Run all the cells below to process the input parameters and generate the final resistivity result. A complete curve matching method derived from the Bessel functions is used. This expression is suitable for solving any number of layers. Note that there is a large number of theoretical models that will fit the field data. Theoretical model obtained from reference 1.

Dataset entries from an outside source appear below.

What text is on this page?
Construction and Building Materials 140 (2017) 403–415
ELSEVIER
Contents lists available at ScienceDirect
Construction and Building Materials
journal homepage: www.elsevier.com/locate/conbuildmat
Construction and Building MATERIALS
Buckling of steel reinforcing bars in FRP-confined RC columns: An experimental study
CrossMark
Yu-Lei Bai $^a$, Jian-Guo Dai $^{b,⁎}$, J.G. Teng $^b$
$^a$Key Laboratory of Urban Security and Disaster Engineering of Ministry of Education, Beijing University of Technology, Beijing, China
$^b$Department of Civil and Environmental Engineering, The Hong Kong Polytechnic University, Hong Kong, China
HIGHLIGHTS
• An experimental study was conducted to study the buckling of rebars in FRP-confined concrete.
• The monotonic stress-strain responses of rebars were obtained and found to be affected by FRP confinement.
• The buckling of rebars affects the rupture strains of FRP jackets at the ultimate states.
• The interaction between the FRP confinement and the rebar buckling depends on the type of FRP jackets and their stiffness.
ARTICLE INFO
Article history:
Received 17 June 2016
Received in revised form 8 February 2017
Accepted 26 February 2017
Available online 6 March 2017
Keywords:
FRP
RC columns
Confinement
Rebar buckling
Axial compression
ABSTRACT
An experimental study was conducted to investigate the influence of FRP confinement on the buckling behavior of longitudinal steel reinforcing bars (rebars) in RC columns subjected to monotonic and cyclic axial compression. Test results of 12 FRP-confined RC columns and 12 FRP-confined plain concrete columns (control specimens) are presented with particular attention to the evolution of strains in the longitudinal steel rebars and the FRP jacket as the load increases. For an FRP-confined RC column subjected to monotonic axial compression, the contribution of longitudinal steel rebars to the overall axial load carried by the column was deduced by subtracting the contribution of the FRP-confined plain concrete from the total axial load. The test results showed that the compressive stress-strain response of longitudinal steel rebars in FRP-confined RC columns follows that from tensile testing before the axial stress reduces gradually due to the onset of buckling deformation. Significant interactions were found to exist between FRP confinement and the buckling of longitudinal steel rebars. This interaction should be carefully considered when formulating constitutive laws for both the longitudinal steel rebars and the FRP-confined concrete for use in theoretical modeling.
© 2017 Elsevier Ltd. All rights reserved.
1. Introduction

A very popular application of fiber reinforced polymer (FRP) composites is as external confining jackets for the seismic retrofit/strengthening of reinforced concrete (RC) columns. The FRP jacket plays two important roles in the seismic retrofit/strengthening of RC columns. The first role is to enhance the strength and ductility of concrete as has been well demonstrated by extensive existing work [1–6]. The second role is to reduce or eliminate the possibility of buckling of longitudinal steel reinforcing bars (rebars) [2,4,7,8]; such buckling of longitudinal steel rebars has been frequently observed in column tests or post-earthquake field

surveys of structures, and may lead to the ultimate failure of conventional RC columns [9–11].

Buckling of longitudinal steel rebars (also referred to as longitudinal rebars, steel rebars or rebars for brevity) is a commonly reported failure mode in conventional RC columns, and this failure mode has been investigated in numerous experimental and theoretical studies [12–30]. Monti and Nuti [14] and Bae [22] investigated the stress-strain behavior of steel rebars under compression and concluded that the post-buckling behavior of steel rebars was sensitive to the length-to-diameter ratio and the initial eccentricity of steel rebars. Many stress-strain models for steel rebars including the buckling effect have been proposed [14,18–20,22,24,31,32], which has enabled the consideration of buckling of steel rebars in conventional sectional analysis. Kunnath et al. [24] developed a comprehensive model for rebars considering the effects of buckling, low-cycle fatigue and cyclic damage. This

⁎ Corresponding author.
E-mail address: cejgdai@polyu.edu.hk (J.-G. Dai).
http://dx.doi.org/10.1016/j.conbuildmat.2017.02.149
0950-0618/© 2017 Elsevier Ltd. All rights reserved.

#calculate layer thickness
lyr_thickness = [depth_mdl[0]]    #layer affected

for i in range(len(depth_mdl)):    #layer affected
    try:
        lyr_thickness.append(depth_mdl[i+1]-depth_mdl[i])    #layer affected
    except:
        break

#required data lists
L = np.linspace(-14,23,23+14+1)

I = []
for i in L: I.append(10**(i/6) / 1.14)  

absica = np.linspace(0,14+23,14+23+1)

K = [-0.000318,0.002072,-0.004978,0.01125,-0.02521,0.05812,-0.1436,0.393,-1.1324,2.7044,-3.4507,0.4248,1.1817,0.6194,0.2374,0.08688,0.0235,0.01284,-0.001198,0.003042]

#transform data
Transform = []  
length = len(lyr_thickness)    #layer affected

for j in I:
    results = [None]*length
    for i in range(length)[::-1]: 
        if lyr_thickness[i] == lyr_thickness[-1]:    #layer affected
            results [i] = res_mdl[i]
        else:
            results [i] = (results[i+1] + res_mdl[i] * ((2/(1+np.exp(-2*lyr_thickness[i]/j)))-1)) / (1 + results[i+1]  * ((2/(1+np.exp(-2*lyr_thickness[i]/j)))-1)/ res_mdl[i])
    Transform.append(results)
#Apply lineal filters from O'Neil   #??is this the correct naming??
Transform = np.array(Transform)   

Lineal_Filters = []  #is this the correct naming?""

c = 0
for i in K:
    results = [None]*19
    for j in range(19):
        results [j] = i* Transform[j+c,0]
    c += 1
    Lineal_Filters.append(results)
#sum all columns
Lineal_Filters = np.array(Lineal_Filters)
res= []

for i in range(len(Lineal_Filters[0])):
    res.append(np.sum(Lineal_Filters[:,i]))
depth = [1]
for i in range(len(res)-1):
    depth.append(depth[i]*10**(1/6))

Calculate RMS#

#interpolate results at interval of field data
f = interpolate.interp1d(depth,res)
res_interp = f(pos_field)

#find RMS
res_interp= np.array(res_interp)
res_field= np.array(res_field)
RMS = np.sqrt(np.sum((res_field-res_interp)**2))

Plot results#

#create earth layers plot
box_res = []
for i in res_mdl: box_res.append(i),box_res.append(i)   #layer affected

box_depth = [0]
for i in depth_mdl:
        box_depth.append(i), box_depth.append(i)      #layer affected
box_depth = box_depth[:-1]
plt.figure()
plt.xlabel("depth (m)"), plt.ylabel("resistivity (ohm m)")
plt.xscale('log'), plt.yscale('log')
plt.plot (depth, res,label="model_results")
plt.plot (box_depth,box_res,label="input_model")
plt.plot (pos_field,res_field,'*',label="field_data")
plt.legend(loc="upper right")

plt.title ('RMS error = %2f'%RMS)
plt.show ()
../../_images/1D_Resistivity_Forward_Modelling_15_0.png

You could generate a loop to test a variety of models and save the best fit models to memory.

References#

  1. Molano, C., 2020. Carlosmolanowebsite. [online] Sites.google.com. Available at: https://sites.google.com/a/hidrogeocol.com.co/carlos_molano/Home [Accessed 26 June 2020].

  2. Telford, WM, Geldart, LP, & Sheriff, RE 1990, Applied Geophysics, Cambridge University Press, Cambridge. Available from: ProQuest Ebook Central. [26 June 2020].